After visiting Remus' pensieve, she painted an acrylic of Sirius, James, and Lily, and another of the Marauders when young, before Peter Pettigrew turned to darkness. She had to spell the Book so they couldn't bother Severus, but copies of the portraits are in there, just the same.

Cedric Diggory's in there, teaching some of the younger portraits how to fly, along with Zacharias.
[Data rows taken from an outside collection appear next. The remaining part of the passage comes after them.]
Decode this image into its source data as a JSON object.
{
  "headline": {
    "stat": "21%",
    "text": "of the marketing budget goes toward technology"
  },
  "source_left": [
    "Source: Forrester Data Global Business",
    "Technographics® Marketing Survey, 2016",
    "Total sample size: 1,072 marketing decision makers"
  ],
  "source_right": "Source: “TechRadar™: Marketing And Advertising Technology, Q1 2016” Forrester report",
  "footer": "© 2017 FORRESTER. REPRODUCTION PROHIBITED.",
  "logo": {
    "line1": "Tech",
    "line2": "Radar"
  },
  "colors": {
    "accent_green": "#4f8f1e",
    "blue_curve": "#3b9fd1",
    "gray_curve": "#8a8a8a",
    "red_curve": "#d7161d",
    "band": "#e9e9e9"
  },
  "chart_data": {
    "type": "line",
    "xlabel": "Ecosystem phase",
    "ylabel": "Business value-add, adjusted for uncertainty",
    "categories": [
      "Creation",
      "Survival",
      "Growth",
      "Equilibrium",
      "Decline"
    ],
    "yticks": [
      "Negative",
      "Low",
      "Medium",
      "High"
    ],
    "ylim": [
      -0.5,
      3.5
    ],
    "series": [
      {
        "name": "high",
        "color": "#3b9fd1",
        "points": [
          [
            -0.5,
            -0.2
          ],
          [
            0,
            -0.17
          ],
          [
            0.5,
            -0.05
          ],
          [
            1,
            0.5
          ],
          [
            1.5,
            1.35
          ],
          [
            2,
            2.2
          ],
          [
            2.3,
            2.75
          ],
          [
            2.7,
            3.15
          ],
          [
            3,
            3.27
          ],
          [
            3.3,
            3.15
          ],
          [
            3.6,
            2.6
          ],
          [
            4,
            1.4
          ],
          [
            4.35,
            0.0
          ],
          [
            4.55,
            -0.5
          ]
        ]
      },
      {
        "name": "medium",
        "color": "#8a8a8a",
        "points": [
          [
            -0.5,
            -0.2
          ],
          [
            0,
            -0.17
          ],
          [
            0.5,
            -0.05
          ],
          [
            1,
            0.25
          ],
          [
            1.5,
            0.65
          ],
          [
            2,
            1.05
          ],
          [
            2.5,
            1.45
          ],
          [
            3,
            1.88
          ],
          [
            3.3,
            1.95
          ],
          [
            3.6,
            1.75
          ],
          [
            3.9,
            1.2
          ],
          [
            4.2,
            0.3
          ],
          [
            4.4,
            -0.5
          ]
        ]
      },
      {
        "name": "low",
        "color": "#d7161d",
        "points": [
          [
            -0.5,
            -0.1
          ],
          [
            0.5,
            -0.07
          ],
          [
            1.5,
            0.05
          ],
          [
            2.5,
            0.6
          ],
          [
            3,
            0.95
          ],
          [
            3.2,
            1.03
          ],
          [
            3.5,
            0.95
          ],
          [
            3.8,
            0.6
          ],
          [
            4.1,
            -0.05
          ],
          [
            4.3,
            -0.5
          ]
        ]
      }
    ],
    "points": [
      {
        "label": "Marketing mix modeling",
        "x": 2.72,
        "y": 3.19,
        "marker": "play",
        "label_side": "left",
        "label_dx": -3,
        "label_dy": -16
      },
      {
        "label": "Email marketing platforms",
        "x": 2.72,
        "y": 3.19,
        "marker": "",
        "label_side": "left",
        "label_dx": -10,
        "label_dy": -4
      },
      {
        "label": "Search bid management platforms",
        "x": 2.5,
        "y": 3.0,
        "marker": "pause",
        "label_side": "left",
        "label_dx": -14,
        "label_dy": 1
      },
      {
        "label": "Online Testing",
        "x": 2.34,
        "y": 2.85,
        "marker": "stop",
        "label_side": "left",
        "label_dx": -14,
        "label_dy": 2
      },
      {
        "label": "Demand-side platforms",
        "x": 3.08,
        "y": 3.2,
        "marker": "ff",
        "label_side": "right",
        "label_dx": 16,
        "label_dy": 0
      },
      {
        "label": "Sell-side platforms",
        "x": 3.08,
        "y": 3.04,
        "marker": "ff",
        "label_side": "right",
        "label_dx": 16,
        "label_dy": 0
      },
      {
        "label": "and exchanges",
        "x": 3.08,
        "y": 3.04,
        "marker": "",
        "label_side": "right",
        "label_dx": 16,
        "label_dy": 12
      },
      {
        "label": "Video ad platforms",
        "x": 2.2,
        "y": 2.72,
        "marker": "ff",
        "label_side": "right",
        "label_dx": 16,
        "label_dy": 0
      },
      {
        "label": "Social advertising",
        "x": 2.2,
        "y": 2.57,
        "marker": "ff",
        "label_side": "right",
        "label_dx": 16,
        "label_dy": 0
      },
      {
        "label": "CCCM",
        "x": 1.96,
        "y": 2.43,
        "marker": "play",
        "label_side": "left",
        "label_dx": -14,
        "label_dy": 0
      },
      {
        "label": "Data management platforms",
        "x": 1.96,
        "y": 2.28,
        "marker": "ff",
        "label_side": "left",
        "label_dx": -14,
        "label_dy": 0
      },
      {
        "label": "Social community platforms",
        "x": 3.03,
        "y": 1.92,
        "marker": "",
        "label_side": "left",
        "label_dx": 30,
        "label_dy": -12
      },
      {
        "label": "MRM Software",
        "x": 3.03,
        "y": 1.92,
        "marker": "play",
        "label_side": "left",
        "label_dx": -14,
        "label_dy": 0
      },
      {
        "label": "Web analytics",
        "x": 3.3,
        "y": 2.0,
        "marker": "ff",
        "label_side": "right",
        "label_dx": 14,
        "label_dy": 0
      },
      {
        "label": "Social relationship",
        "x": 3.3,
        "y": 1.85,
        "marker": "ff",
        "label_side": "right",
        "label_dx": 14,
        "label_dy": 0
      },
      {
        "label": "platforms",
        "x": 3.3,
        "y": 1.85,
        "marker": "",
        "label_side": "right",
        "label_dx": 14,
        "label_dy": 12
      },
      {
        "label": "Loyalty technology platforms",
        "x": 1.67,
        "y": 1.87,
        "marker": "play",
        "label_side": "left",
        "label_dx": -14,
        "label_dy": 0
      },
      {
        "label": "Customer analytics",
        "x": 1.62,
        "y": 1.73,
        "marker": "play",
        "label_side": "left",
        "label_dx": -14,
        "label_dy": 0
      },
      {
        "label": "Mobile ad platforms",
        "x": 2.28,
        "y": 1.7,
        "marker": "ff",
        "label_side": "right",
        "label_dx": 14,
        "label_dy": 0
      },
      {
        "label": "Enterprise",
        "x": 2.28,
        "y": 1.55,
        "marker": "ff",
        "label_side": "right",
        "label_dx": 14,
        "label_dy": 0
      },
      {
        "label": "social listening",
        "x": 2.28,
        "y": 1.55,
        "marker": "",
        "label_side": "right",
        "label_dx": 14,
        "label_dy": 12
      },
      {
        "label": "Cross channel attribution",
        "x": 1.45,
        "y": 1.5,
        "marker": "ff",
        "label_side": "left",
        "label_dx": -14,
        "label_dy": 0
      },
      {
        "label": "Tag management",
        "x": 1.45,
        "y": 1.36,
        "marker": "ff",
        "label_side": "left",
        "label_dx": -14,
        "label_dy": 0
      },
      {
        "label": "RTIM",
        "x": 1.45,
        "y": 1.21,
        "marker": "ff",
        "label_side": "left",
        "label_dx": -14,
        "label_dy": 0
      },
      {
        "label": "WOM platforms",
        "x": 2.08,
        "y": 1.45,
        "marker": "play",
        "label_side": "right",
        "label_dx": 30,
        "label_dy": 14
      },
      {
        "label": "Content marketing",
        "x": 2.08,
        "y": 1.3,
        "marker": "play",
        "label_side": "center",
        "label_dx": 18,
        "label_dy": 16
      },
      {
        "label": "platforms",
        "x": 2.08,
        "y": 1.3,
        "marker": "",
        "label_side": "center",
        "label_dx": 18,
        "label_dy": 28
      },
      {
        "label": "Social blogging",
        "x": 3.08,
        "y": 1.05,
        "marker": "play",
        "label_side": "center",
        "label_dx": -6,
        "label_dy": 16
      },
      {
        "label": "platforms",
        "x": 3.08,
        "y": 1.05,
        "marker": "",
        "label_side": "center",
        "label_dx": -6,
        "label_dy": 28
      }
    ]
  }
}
All her colleagues are there now, and all her students, and little Charlotte Lupin and her parents, who rarely stay on their page but visit everyone especially Harry's parents and Sirius Black.

When the new third years arrive each fall at their first Divination lesson, Luna takes her Book out and shows them the pages, the smiling faces and chattering friends, Harry and Hermione and Ron and the whole Weasley clan, with Draco, and the Lupins and Potters and Sirius, and then she hands out teacups.

"The future can be anything you make it," she tells them. "What do you see in yours?"